Abwärtsspirale bei Bäckerei Grau Warum Grau nach Stuttgart-West nun auch eine Filiale in Fellbach schließt

Ein Foto aus besseren Zeiten: Ines Grau in der Backstube Foto: Brigitte Hess

Die wirtschaftliche Schieflage zwingt die Fellbacher Traditionsbäckerei Grau nun doch zur Schließung mehrerer Standorte. Ehemalige Mitarbeiter bezeichnen die Probleme als hausgemacht.
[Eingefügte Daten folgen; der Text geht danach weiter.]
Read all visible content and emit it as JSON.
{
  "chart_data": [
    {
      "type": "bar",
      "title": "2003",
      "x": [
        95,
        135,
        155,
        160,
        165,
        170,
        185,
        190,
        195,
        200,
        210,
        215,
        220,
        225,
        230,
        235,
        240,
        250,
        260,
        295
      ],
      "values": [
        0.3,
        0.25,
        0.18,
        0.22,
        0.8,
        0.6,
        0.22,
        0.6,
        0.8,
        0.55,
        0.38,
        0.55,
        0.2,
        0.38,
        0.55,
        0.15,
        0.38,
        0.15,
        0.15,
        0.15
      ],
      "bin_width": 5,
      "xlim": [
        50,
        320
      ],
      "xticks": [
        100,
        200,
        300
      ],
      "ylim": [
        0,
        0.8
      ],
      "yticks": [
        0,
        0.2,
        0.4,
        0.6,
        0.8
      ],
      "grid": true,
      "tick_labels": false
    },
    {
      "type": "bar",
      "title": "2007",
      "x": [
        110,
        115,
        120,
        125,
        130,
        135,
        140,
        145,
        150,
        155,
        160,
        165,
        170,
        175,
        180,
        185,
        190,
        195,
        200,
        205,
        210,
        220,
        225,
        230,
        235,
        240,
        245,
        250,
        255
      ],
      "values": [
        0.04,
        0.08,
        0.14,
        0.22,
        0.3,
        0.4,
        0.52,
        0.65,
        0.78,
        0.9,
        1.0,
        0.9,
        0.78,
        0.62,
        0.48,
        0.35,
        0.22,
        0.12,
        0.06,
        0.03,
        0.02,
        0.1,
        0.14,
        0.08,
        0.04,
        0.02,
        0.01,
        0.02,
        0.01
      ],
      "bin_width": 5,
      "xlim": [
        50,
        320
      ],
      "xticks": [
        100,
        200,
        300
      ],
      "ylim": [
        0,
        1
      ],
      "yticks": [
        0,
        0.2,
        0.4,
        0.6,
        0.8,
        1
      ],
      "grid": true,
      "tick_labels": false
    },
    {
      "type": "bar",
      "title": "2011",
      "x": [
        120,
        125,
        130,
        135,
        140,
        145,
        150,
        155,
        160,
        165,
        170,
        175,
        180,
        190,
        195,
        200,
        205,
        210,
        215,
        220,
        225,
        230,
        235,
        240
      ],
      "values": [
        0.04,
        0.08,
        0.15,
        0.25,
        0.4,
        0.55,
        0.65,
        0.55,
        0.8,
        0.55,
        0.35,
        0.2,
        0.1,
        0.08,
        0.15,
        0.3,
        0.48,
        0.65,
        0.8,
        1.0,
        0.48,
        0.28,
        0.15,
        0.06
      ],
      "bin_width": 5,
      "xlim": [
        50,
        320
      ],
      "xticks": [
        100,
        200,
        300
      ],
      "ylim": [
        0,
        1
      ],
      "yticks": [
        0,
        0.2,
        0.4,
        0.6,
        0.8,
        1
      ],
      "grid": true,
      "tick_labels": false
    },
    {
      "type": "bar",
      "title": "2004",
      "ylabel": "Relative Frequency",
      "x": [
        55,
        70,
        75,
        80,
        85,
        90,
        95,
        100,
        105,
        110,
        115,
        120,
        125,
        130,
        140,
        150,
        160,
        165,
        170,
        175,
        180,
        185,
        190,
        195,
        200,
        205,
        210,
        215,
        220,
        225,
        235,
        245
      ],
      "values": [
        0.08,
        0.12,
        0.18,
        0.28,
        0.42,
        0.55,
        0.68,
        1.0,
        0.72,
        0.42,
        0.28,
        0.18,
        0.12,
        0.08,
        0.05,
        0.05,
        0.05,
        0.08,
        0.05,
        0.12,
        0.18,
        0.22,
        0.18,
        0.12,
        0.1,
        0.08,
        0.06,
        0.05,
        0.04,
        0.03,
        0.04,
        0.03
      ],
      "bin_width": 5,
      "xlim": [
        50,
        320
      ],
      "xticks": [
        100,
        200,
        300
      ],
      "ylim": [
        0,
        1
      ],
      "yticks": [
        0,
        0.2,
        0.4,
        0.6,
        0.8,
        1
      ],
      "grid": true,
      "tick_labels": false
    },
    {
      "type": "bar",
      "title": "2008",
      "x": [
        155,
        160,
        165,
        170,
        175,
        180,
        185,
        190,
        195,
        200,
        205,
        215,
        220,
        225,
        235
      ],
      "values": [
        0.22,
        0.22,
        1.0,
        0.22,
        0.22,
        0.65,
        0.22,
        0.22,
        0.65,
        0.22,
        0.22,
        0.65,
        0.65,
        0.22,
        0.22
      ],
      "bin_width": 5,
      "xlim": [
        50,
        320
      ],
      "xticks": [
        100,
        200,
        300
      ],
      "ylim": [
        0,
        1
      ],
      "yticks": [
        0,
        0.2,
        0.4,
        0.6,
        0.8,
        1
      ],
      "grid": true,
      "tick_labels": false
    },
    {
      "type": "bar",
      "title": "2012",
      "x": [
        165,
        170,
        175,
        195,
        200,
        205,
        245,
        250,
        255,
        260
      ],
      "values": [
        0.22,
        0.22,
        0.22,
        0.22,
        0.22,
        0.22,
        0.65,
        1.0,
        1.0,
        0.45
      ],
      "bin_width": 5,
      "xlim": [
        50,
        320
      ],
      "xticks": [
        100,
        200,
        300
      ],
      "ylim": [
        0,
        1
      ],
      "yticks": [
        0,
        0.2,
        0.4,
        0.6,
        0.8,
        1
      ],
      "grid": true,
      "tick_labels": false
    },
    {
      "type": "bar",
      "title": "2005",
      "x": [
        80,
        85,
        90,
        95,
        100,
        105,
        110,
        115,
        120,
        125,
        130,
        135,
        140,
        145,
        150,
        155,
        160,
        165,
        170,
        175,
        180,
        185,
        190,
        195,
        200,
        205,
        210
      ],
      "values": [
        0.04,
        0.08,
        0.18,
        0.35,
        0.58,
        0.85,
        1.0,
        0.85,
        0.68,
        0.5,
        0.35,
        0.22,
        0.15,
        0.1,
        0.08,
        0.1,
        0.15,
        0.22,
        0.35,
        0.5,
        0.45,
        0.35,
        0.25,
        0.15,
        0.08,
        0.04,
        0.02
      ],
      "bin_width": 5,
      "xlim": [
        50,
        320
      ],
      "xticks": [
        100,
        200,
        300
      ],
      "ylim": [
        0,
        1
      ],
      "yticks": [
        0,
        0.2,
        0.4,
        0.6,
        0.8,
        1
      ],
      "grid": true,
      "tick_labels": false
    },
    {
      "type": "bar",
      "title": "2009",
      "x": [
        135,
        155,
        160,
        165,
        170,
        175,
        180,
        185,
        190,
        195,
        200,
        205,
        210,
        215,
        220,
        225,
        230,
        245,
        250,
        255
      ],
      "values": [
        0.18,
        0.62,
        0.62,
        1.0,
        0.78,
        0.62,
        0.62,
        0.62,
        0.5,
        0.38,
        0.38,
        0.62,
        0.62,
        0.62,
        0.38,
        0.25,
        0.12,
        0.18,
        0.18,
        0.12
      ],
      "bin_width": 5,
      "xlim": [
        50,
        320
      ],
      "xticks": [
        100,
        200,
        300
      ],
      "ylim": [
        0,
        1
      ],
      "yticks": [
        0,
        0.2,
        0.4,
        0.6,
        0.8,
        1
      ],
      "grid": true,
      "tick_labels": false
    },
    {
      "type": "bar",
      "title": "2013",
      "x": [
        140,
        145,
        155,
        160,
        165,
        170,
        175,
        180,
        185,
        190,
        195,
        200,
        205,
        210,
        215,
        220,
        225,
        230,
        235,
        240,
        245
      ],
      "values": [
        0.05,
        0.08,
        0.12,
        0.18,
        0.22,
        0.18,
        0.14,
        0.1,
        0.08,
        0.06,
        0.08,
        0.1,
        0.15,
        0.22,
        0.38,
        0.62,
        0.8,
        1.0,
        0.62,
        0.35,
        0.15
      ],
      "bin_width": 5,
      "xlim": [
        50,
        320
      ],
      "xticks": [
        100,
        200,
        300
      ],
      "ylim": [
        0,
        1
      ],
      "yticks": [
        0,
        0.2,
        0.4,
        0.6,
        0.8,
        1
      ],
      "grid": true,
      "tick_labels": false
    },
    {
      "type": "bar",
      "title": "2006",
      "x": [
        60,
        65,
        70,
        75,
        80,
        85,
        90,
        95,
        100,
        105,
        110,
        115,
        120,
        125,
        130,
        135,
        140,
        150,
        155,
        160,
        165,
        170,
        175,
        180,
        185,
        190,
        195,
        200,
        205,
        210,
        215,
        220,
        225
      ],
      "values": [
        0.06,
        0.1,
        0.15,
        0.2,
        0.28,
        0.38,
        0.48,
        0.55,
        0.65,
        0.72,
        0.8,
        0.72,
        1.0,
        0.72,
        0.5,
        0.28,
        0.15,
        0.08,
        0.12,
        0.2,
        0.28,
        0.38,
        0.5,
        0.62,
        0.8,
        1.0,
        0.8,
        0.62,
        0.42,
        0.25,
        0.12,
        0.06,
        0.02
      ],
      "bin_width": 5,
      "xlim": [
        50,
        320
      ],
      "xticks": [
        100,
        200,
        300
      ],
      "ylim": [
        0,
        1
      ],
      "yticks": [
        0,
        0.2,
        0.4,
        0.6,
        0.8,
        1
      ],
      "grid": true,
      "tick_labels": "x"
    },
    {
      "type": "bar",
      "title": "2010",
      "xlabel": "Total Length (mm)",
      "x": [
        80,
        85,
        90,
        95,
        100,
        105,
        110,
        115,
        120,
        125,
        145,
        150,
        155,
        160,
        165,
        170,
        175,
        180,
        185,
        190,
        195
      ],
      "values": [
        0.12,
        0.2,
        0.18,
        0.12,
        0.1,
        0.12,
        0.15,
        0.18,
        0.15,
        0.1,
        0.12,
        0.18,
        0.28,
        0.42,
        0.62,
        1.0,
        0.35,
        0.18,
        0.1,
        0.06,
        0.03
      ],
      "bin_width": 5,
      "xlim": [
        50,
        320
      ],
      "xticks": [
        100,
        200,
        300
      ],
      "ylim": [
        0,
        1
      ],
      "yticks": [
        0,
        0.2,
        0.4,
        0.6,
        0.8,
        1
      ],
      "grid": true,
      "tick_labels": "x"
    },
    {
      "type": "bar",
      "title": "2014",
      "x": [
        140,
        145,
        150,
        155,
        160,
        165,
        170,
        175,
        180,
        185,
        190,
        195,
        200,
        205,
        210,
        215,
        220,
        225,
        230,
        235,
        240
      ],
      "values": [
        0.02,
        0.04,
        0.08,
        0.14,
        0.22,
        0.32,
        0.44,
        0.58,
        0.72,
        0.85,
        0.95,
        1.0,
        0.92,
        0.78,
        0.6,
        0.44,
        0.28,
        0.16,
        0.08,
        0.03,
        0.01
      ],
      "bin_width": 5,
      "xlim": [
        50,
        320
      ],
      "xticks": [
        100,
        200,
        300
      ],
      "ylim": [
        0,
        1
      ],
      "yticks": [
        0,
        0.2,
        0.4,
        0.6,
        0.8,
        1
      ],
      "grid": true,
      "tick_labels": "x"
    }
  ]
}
Rems-Murr: Sascha Schmierer (sas)

Die Filiale in der Stuttgarter Bebelstraße ist nicht der einzige Standort, den die von Insolvenz betroffene Fellbacher Traditionsbäckerei Grau schließen muss. Auch die Verkaufstheke im Lindle fällt der wegen der finanziellen Schieflage des Familienunternehmens nötigen Schrumpfkur zum Opfer. Der Betrieb ist seit Montag vorübergehend geschlossen und soll wie die bisher unter dem Namen „Brotfreunde Grau“ bekannte Filiale im Stuttgarter Westen binnen der nächsten zwei Wochen von einem Bäckereiunternehmen übernommen werden.

 

Insolvenzverwalter Markus Eibofner spricht von einem wichtigen Schritt in Richtung einer „nachhaltigen Sanierung“ der Bäckerei. Um welche Firma es sich bei der geplanten Übernahme handelt, will der seit Anfang Oktober mit der Ordnung der finanziellen Turbulenzen betraute Rechtsanwalt noch nicht sagen.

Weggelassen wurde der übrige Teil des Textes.